Damit sollen, so heißt es in der Begründung des entsprechenden Änderungsantrags, bislang existierende Erschwernisse für Ärzte und Patienten beseitigt werden; für beide Seiten solle ein möglichst niedrigschwelliger Zugang zu Schutzimpfungsleistungen gewährleistet werden.

Ärzte werden nicht eingebunden

Insgesamt stellen Ärzte 1 bis 1,5 Millionen neue Impfausweise für Neugeborene, Migranten und verloren gegangene Dokumente aus. Für die GKV werden Mehrkosten von etwa einer Million Euro erwartet.

Ungeachtet der Verbesserungen kritisiert die KBV aber, dass die Ärzteschaft immer noch unzureichend in eine umfassende Impfstrategie eingebunden werde.

Eher grundsätzliche Kritik kommt von der Bundestagsfraktion der Grünen. Sie bewertet die Koalitionspläne als eine "Impfpflicht durch die Hintertür", so die gesundheitspolitische Sprecherin Kordula Schulz-Asche.

Die Regelung, dass Eltern vor der Erstaufnahme ihres Kindes in eine Kita oder Schule einen schriftlichen Nachweis über die Impfberatung erbringen müsse, schieße über das Ziel hinaus.

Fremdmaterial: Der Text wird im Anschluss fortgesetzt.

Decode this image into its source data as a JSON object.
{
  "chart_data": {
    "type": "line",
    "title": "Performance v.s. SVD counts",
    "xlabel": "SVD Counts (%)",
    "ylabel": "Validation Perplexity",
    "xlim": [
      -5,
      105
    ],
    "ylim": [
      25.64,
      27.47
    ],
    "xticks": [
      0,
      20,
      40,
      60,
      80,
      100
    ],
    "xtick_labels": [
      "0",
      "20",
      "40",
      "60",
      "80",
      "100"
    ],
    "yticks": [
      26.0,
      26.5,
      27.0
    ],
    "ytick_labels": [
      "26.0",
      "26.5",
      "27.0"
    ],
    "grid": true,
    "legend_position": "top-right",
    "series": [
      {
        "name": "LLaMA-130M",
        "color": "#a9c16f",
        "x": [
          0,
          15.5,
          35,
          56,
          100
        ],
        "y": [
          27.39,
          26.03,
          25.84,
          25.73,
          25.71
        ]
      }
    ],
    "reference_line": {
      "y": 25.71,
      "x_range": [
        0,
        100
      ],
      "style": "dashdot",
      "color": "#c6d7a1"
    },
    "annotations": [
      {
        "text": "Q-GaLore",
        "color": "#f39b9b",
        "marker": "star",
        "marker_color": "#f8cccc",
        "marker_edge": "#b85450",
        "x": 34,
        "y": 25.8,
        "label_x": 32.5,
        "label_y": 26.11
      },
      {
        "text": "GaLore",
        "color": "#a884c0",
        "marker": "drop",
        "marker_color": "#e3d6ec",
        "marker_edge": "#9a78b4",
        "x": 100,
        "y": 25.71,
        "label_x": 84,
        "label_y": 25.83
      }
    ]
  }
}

Ungeklärt bleibe, wie bei Kindern verfahren werden solle, die aufgrund einer Immunschwäche nicht geimpft werden können.

Das eigentliche Problem werde jedoch nicht gelöst: Die Impfquote für die erste Masernimpfung bei einzuschulenden Kindern sei von 2000 bis 2013 von 91 auf 96,7 Prozent gestiegen, die für die Zweitimpfung von 65,7 Prozent (2004 auf 92,4 Prozent.

Die Impfbereitschaft bei Kindern habe deutlich zugenommen. Impflücken existierten vor allem bei Jugendlichen und jungen Erwachsenen. Hier sei Aufklärung statt Zwang notwendig.